* Third quarter full price sales beat guidance
* Q4 sales and full year profit guidance maintained
* Next expects sales growth to slow
(Adds detail)
By James Davey
LONDON, Nov 3 (Reuters) - British clothing retailer Next
beat guidance with a 17% rise in third-quarter
full-price sales compared to 2019, before the pandemic disrupted
trading, but maintained its full-year profit guidance as it
expects sales growth to slow.
Next, which trades from about 500 stores and online, said on
Wednesday the impact of pandemic pent-up demand was likely to
continue to diminish.
It said stock availability had improved since September but
remained "challenging", with delays in its international supply
chain being compounded by labour shortages in the UK transport
and warehousing networks.
Next said that to date stock limitations had been offset by
strong underlying demand.
"Although consumer finances are in good shape, price
increases in essential goods (such as fuel) may moderate demand
for more discretionary purchases," it added.

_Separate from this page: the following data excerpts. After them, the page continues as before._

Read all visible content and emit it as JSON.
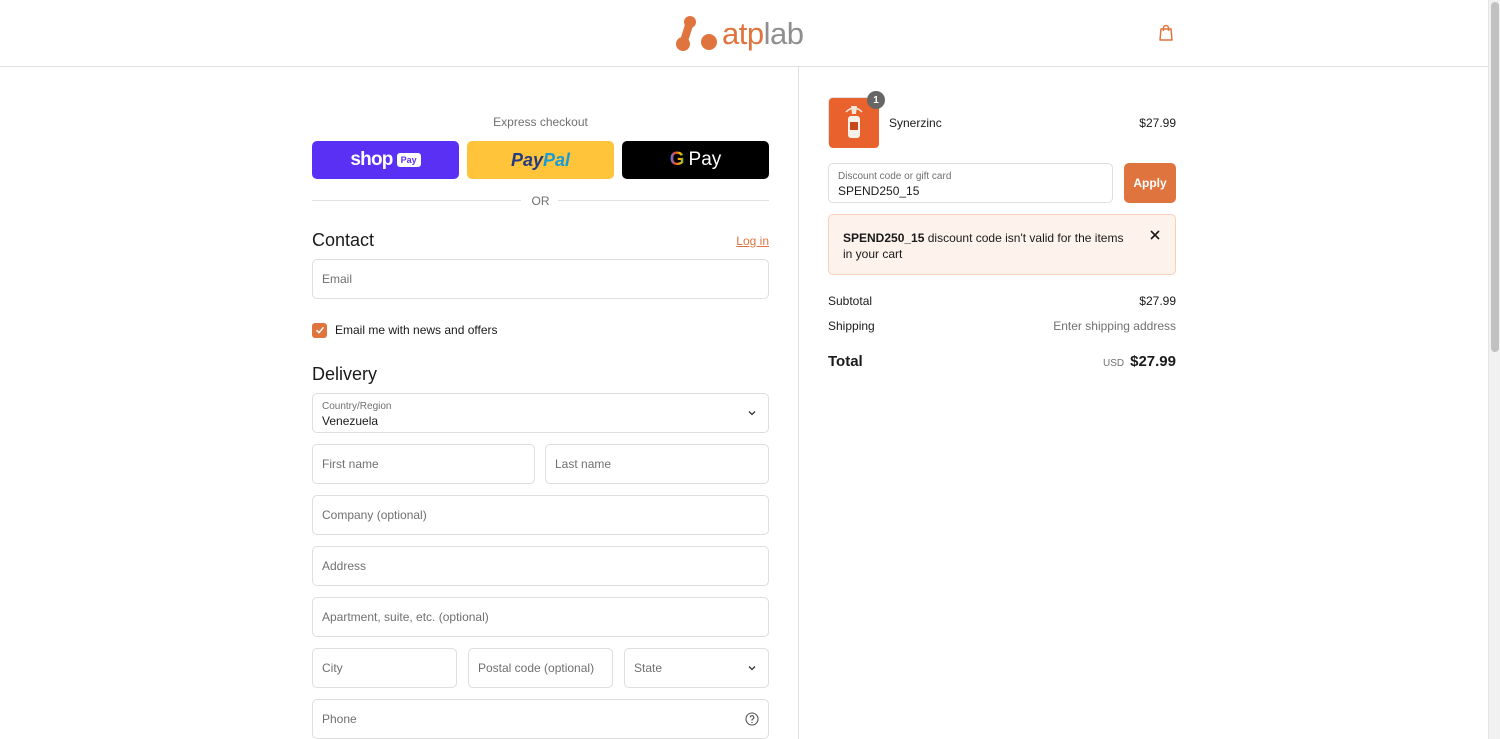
{
  "header": {
    "logo_text_a": "atp",
    "logo_text_b": "lab",
    "cart_icon": "shopping-bag-icon"
  },
  "express": {
    "label": "Express checkout",
    "shop_label": "shop",
    "shop_pay_badge": "Pay",
    "paypal_a": "Pay",
    "paypal_b": "Pal",
    "gpay_g": "G",
    "gpay_label": "Pay",
    "or_label": "OR"
  },
  "contact": {
    "title": "Contact",
    "login_label": "Log in",
    "email_placeholder": "Email",
    "newsletter_label": "Email me with news and offers",
    "newsletter_checked": true
  },
  "delivery": {
    "title": "Delivery",
    "country_label": "Country/Region",
    "country_value": "Venezuela",
    "first_name_placeholder": "First name",
    "last_name_placeholder": "Last name",
    "company_placeholder": "Company (optional)",
    "address_placeholder": "Address",
    "apartment_placeholder": "Apartment, suite, etc. (optional)",
    "city_placeholder": "City",
    "postal_placeholder": "Postal code (optional)",
    "state_placeholder": "State",
    "phone_placeholder": "Phone"
  },
  "summary": {
    "product": {
      "name": "Synerzinc",
      "price": "$27.99",
      "quantity": "1"
    },
    "discount_label": "Discount code or gift card",
    "discount_value": "SPEND250_15",
    "apply_label": "Apply",
    "error_code": "SPEND250_15",
    "error_message": " discount code isn't valid for the items in your cart",
    "subtotal_label": "Subtotal",
    "subtotal_value": "$27.99",
    "shipping_label": "Shipping",
    "shipping_value": "Enter shipping address",
    "total_label": "Total",
    "total_currency": "USD",
    "total_value": "$27.99"
  },
  "colors": {
    "accent": "#e0743f",
    "shop_pay": "#5a31f4",
    "paypal": "#ffc439",
    "gpay": "#000000",
    "error_bg": "#fdf2ec"
  }
}
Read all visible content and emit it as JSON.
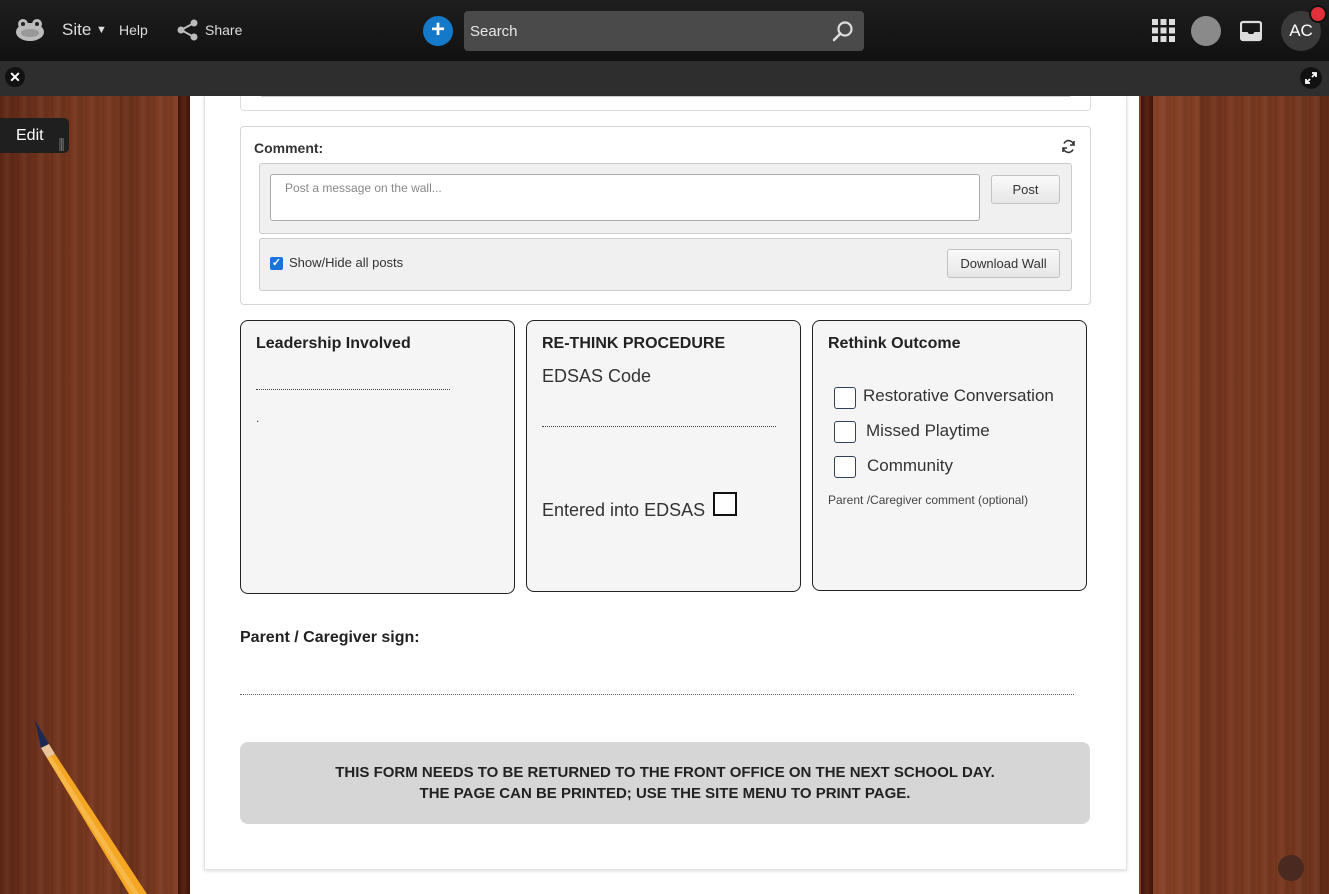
{
  "topbar": {
    "site_label": "Site",
    "help_label": "Help",
    "share_label": "Share",
    "search_placeholder": "Search",
    "avatar_initials": "AC"
  },
  "sidebar": {
    "edit_label": "Edit"
  },
  "comment": {
    "title": "Comment:",
    "placeholder": "Post a message on the wall...",
    "post_label": "Post",
    "show_hide_label": "Show/Hide all posts",
    "show_hide_checked": true,
    "download_label": "Download Wall"
  },
  "leadership": {
    "title": "Leadership Involved",
    "note": "."
  },
  "rethink_procedure": {
    "title": "RE-THINK PROCEDURE",
    "code_label": "EDSAS Code",
    "entered_label": "Entered into EDSAS"
  },
  "rethink_outcome": {
    "title": "Rethink Outcome",
    "options": [
      {
        "label": "Restorative Conversation",
        "checked": false
      },
      {
        "label": "Missed Playtime",
        "checked": false
      },
      {
        "label": "Community",
        "checked": false
      }
    ],
    "note": "Parent /Caregiver comment (optional)"
  },
  "sign": {
    "label": "Parent / Caregiver sign:"
  },
  "notice": {
    "line1": "THIS FORM NEEDS TO BE RETURNED TO THE FRONT OFFICE ON THE NEXT SCHOOL DAY.",
    "line2": "THE PAGE CAN BE PRINTED; USE THE SITE MENU TO PRINT PAGE."
  },
  "colors": {
    "accent_blue": "#1479c9",
    "checkbox_blue": "#1a73d9",
    "notification_red": "#e0303a",
    "notice_bg": "#d6d6d6"
  },
  "icons": [
    "frog-logo-icon",
    "caret-down-icon",
    "share-icon",
    "plus-icon",
    "search-icon",
    "apps-grid-icon",
    "inbox-icon",
    "notification-icon",
    "close-icon",
    "expand-icon",
    "refresh-icon",
    "check-icon",
    "pencil-icon",
    "frog-mini-icon"
  ]
}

Next had reported in September that full-price sales in the
first eight weeks of its fiscal third quarter had risen 20%.
It said on Wednesday they had risen 14% in the final five
weeks of the period to Oct. 30. This was ahead of its forecast
of 10% growth.
Third-quarter online sales rose 40%, while store sales in
the United Kingdom and Ireland were down 6.1%.
However, Next, which has upgraded its guidance four times
this year, kept its forecast for full-price sales in the fourth
quarter to rise 10% versus 2019-20 and for a full-year pretax
profit of 800 million pounds ($1.1 billion), up 6.9% compared to
2019-20.
"We do not expect sales to continue at the level seen in
Q3," it said.
Next has proved a resilient performer during the pandemic,
benefiting from its long-established online operations.
Rivals with weaker or no online business, notably Primark
, saw large falls in sales. Others, such as Topshop-owner
Arcadia, and Debenhams went bust.
Shares in Next, up 47% over the last year, closed Tuesday at
8,312 pence, valuing the business at 11.1 billion pounds. The
stock hit a record high in September.